Within the terminal, we now navigate to the corresponding listing the place our TicTacToeRL.py is saved and execute the file with the command “Python TicTacToeRL.py”.
Within the terminal, we will see what number of video games our agent has gained after each one thousandth episode:

And within the visualization we see the educational curve:

Ultimate Ideas
With TicTacToe, we use a easy recreation and a few Python — however we will simply see how Reinforcement Learning works:
- The agent begins with none prior data.
- It develops a technique via suggestions and expertise.
- Its choices steadily enhance because of this – not as a result of it is aware of the foundations, however as a result of it learns.

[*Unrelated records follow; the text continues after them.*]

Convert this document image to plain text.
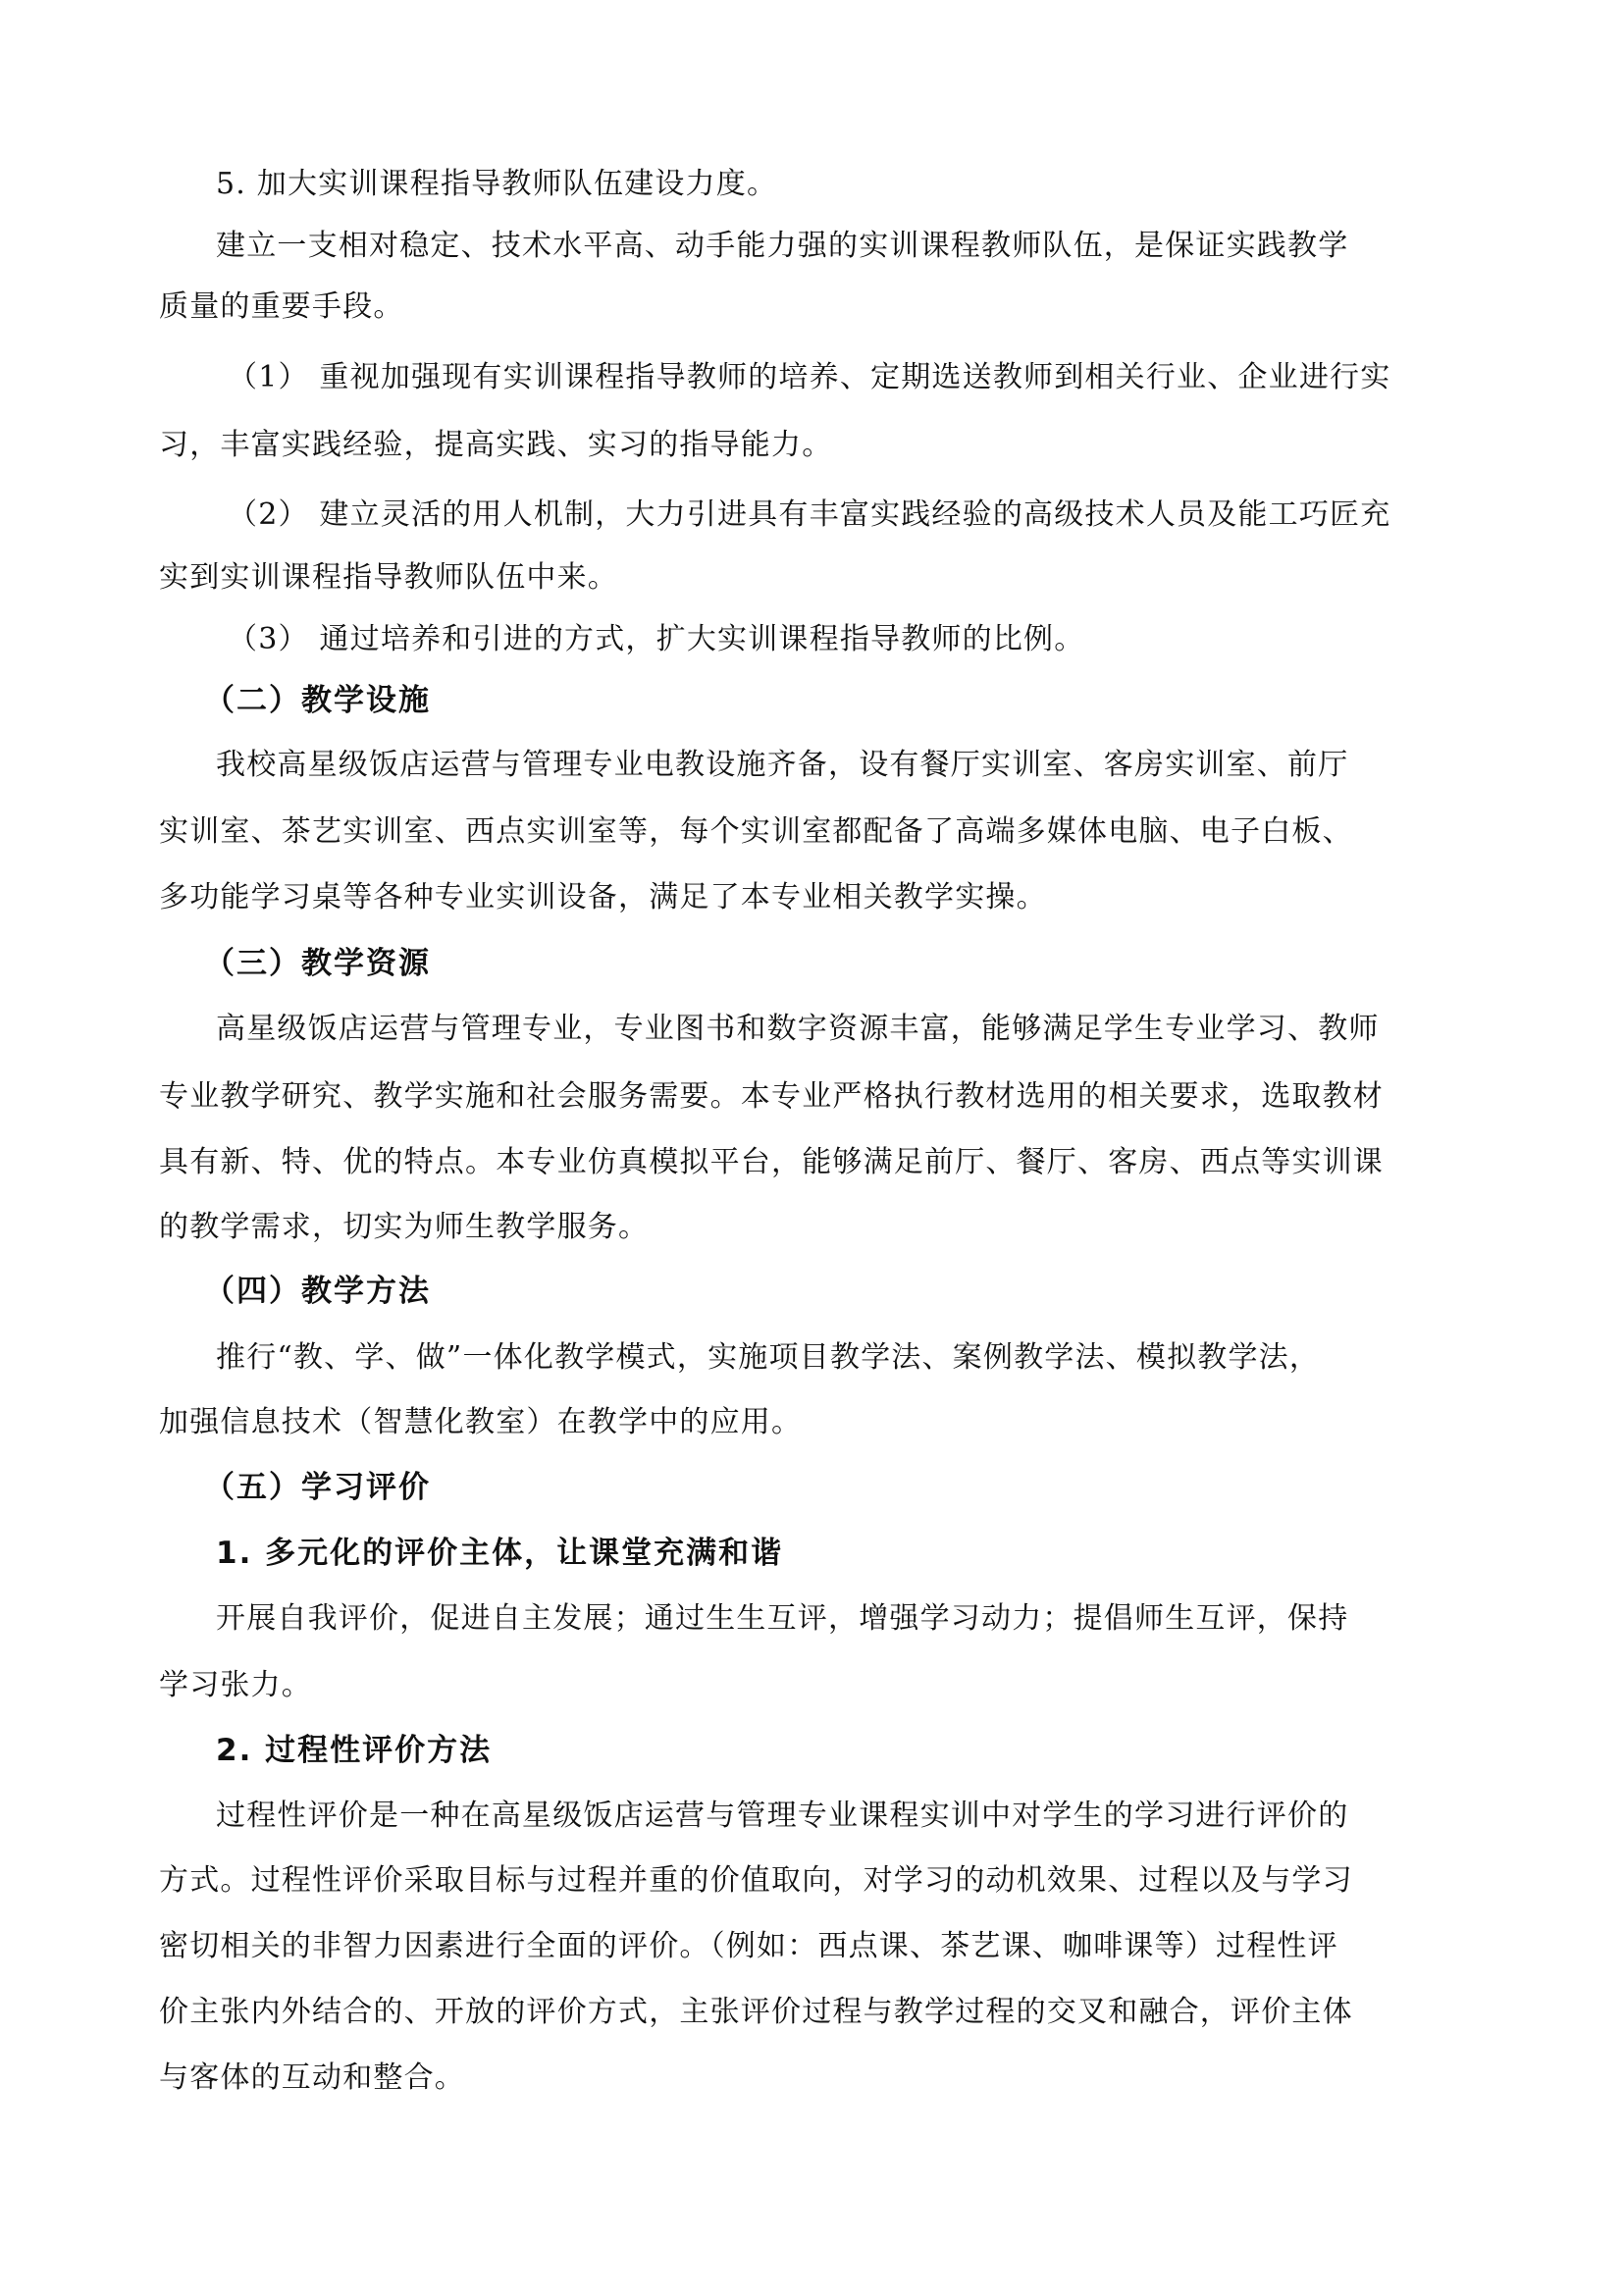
5. 加大实训课程指导教师队伍建设力度。
建立一支相对稳定、技术水平高、动手能力强的实训课程教师队伍，是保证实践教学
质量的重要手段。
（1） 重视加强现有实训课程指导教师的培养、定期选送教师到相关行业、企业进行实
习，丰富实践经验，提高实践、实习的指导能力。
（2） 建立灵活的用人机制，大力引进具有丰富实践经验的高级技术人员及能工巧匠充
实到实训课程指导教师队伍中来。
（3） 通过培养和引进的方式，扩大实训课程指导教师的比例。
（二）教学设施
我校高星级饭店运营与管理专业电教设施齐备，设有餐厅实训室、客房实训室、前厅
实训室、茶艺实训室、西点实训室等，每个实训室都配备了高端多媒体电脑、电子白板、
多功能学习桌等各种专业实训设备，满足了本专业相关教学实操。
（三）教学资源
高星级饭店运营与管理专业，专业图书和数字资源丰富，能够满足学生专业学习、教师
专业教学研究、教学实施和社会服务需要。本专业严格执行教材选用的相关要求，选取教材
具有新、特、优的特点。本专业仿真模拟平台，能够满足前厅、餐厅、客房、西点等实训课
的教学需求，切实为师生教学服务。
（四）教学方法
推行“教、学、做”一体化教学模式，实施项目教学法、案例教学法、模拟教学法，
加强信息技术（智慧化教室）在教学中的应用。
（五）学习评价
1. 多元化的评价主体，让课堂充满和谐
开展自我评价，促进自主发展；通过生生互评，增强学习动力；提倡师生互评，保持
学习张力。
2. 过程性评价方法
过程性评价是一种在高星级饭店运营与管理专业课程实训中对学生的学习进行评价的
方式。过程性评价采取目标与过程并重的价值取向，对学习的动机效果、过程以及与学习
密切相关的非智力因素进行全面的评价。（例如：西点课、茶艺课、咖啡课等）过程性评
价主张内外结合的、开放的评价方式，主张评价过程与教学过程的交叉和融合，评价主体
与客体的互动和整合。
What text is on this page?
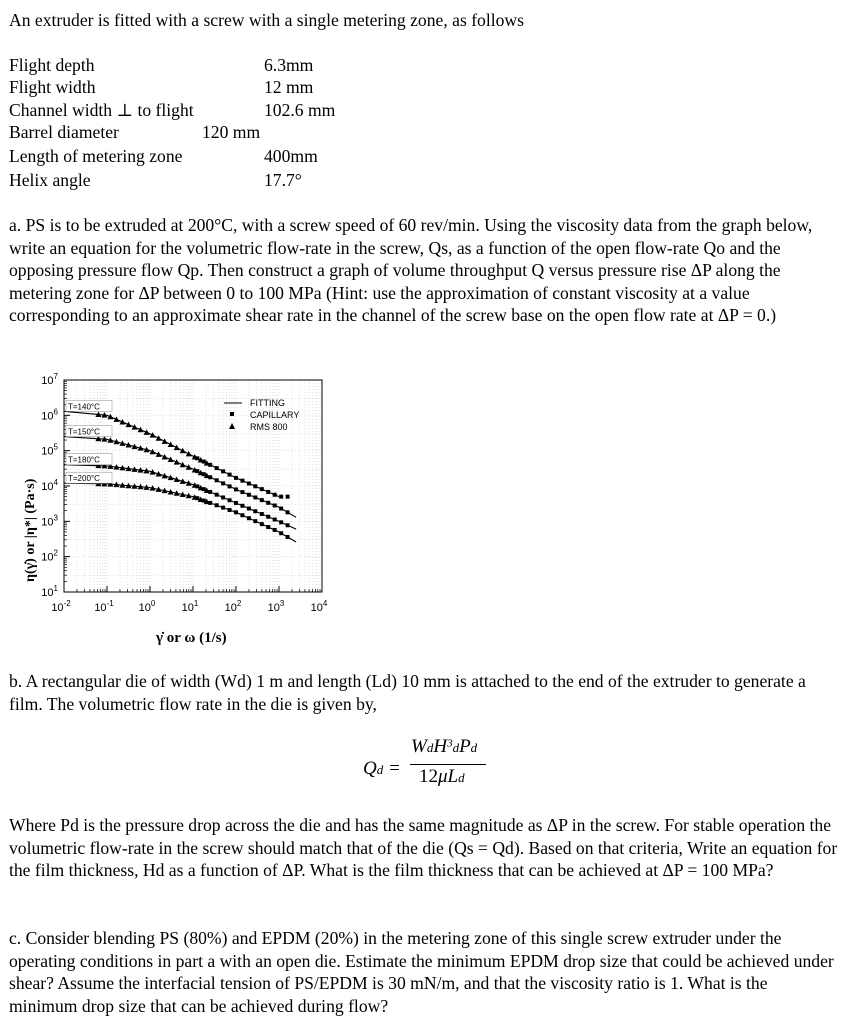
An extruder is fitted with a screw with a single metering zone, as follows
Flight depth	6.3mm
Flight width	12 mm
Channel width ⊥ to flight	102.6 mm
Barrel diameter	120 mm
Length of metering zone	400mm
Helix angle	17.7°
a. PS is to be extruded at 200°C, with a screw speed of 60 rev/min. Using the viscosity data from the graph below, write an equation for the volumetric flow-rate in the screw, Qs, as a function of the open flow-rate Qo and the opposing pressure flow Qp. Then construct a graph of volume throughput Q versus pressure rise ΔP along the metering zone for ΔP between 0 to 100 MPa (Hint: use the approximation of constant viscosity at a value corresponding to an approximate shear rate in the channel of the screw base on the open flow rate at ΔP = 0.)
$10^{-2}$ $10^{-1}$ $10^0$ $10^1$ $10^2$ $10^3$ $10^4$
$10^1$
$10^2$
$10^3$
$10^4$
$10^5$
$10^6$
$10^7$
T=140°C
T=150°C
T=180°C
T=200°C
FITTING
CAPILLARY
RMS 800
η(γ̇) or |η*| (Pa·s)
γ̇ or ω (1/s)
b. A rectangular die of width (Wd) 1 m and length (Ld) 10 mm is attached to the end of the extruder to generate a film. The volumetric flow rate in the die is given by,
Qd =
WdH$^3$dPd
12μLd
Where Pd is the pressure drop across the die and has the same magnitude as ΔP in the screw. For stable operation the volumetric flow-rate in the screw should match that of the die (Qs = Qd). Based on that criteria, Write an equation for the film thickness, Hd as a function of ΔP. What is the film thickness that can be achieved at ΔP = 100 MPa?
c. Consider blending PS (80%) and EPDM (20%) in the metering zone of this single screw extruder under the operating conditions in part a with an open die. Estimate the minimum EPDM drop size that could be achieved under shear? Assume the interfacial tension of PS/EPDM is 30 mN/m, and that the viscosity ratio is 1. What is the minimum drop size that can be achieved during flow?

In our instance, the opponent was a random agent. Subsequent, we may see how our Q-learning agent performs in opposition to one other studying agent or in opposition to ourselves.
Reinforcement studying exhibits us that machine intelligence shouldn’t be solely created via data or data – however via expertise, suggestions and adaptation.